Man muss dem Remake positiv ankreiden, dass die Story sehr frei interpretiert wurde. Der eigentliche Coup ist hier schon in den ersten Minuten beendet, die Geschichte konzentriert sich eher auf die Jagd nach dem Verräter.
"Charlie staubt Millionen ab" lässt sich dagegen schematisch gar noch besser mit "Ocean`s Eleven" vergleichen (das ja auch ein Remake ist, dessen Original ich allerdings noch nicht kenne). Charlie kommt frisch aus dem Knast (wie Danny Ocean) und plant sogleich einen großen Coup. Man lernt langsam, aber sicher die Teilnehmer dieses Coups kennen, mitsamt ihrer Verhaltensweisen, Vorlieben, Abneigungen und speziellen Kenntnissen. Dann wird man Zeuge der Besprechungen, diverser Tests und Fahrübungen. Die dramatische Kurve orientiert sich also an der Planung des Coups. Die Symbiose aus Spannung und Lockerheit dürfte dann auch den Reiz dieses Filmes ausmachen.

Unbestrittener Höhepunkt ist aber der eigentliche Überfall auf den Geldtransporter und die darauffolgende Verfolgungsjagd mit den legendären Minis, die zwar recht lang geworden ist, dabei aber zu keiner Zeit langweilig. Hier hat das 2003er Pendant dann auch die meisten Szenen zitiert, wie etwa die Fahrt durch den Tunnel. Mir persönlich haben zwei Autostunts besonders gefallen: einmal der Ausflug auf das Dach des Gebäudes und zum anderen das "Einparken" in den fahrenden LKW auf dem Highway.

Auch hier werden die Minis schon sehr plakativ, d.h. um ihrer selbst Willen eingesetzt. Allerdings dürfte hier der Werbezweck einen nicht ganz so penetranten Anteil wie bei F. Gary Grays Interpretation einnehmen.

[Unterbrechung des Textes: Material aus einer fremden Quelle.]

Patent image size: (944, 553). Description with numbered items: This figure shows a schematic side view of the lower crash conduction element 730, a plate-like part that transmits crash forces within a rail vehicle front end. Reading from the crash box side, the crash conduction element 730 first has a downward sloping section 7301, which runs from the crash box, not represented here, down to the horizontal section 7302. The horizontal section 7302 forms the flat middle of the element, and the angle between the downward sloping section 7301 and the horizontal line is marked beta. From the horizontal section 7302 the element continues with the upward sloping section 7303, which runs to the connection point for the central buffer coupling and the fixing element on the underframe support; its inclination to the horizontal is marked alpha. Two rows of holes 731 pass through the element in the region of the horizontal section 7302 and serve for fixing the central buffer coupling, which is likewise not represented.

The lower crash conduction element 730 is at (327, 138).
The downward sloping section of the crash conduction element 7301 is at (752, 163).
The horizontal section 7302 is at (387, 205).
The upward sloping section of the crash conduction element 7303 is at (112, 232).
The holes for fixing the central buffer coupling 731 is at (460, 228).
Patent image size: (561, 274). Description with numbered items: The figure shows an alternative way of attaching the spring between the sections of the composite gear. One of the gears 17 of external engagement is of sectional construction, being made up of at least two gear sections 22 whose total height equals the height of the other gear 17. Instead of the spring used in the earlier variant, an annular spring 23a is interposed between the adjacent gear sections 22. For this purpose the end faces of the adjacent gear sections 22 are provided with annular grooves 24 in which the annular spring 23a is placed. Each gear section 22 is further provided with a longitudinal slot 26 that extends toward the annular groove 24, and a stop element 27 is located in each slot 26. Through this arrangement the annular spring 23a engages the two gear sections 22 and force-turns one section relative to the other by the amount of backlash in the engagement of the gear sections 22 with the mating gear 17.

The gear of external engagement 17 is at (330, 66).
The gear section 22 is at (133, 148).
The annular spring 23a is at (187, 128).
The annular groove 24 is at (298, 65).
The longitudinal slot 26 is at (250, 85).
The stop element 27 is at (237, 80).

Es ist jedenfalls zu hoffen, dass damals vorrangiger Grund für den Einsatz der Minis der lustige Gedanke war, ein solch kleines Auto in einer Verfolgungsjagd zu sehen, wo sich doch ansonsten eher gewaltige PS-Monster heiße Rennen lieferten.

Michael Caine, der nicht erste Wahl der Produzenten war, hat eine recht prägnante Figur geschaffen. Ein bisschen was hat er von James Bond, wenn er nach seiner langen Abwesenheit sofort von vier oder fünf hübschen Frauen begrüßt wird. Auf jeden Fall ein interessanter Charakter mit ungleich mehr Charisma als der von Mark Wahlberg gespielte Charlie.
Übrigens: geht es nach dem Making Of, müsste der Satz, den Charlie nach der misslungenen Probe-Explosion loslässt ("I just told you to shot the bloody doors of" oder so ähnlich) inzwischen Kult sein. Diese Szene bleibt nach dem Ansehen des Filmes in der Tat im Gedächtnis, aber Kult wäre übertrieben. Das zeigt mal wieder, wie alles versucht wird, um die Qualität des Remakes zu beweisen (man will sich schliesslich nicht vorwerfen lassen, man habe sein neues Projekt auf einem nur mäßigen Film basiert).

Was die Qualität der Story betrifft, sollte man natürlich wieder nicht mit Anspruch rechnen, sondern sich lieber entspannt zurücklehnen und das Geschehen verfolgen. Wie gesagt, wir haben hier die klassische Struktur eines Heist-Filmes, die zu 80 Prozent aus der Vorbereitung des Coups und zu 20 Prozent aus seiner Ausführung besteht. Die einzige Innovation neben den Minis ist das Filmende. Hier kriegen wir einen tollen Cliffhanger im Stil von "Bube, Dame, König, grAs" zu sehen. Das passt.

Fazit: "Charlie staubt Millionen ab" ist ein guter, atmosphärischer, dabei sowohl lustiger als auch spannender Actionfilm mit einem charismatischen Hauptdarsteller. Der Durchschnittskonsument sollte sich trotzdem überlegen, ob er den Film unbedingt gesehen haben muss, denn um einen Klassiker handelt es sich hier nicht. Wer schon das Remake kennt, für den wird es sicherlich keine Zeitverschwendung sein, auch mal das Original zu gucken. Schließlich unterscheiden sich beide Filme storymäßig sehr voneinander, und das Vergleichen einzelner Elemente macht durchaus Spass.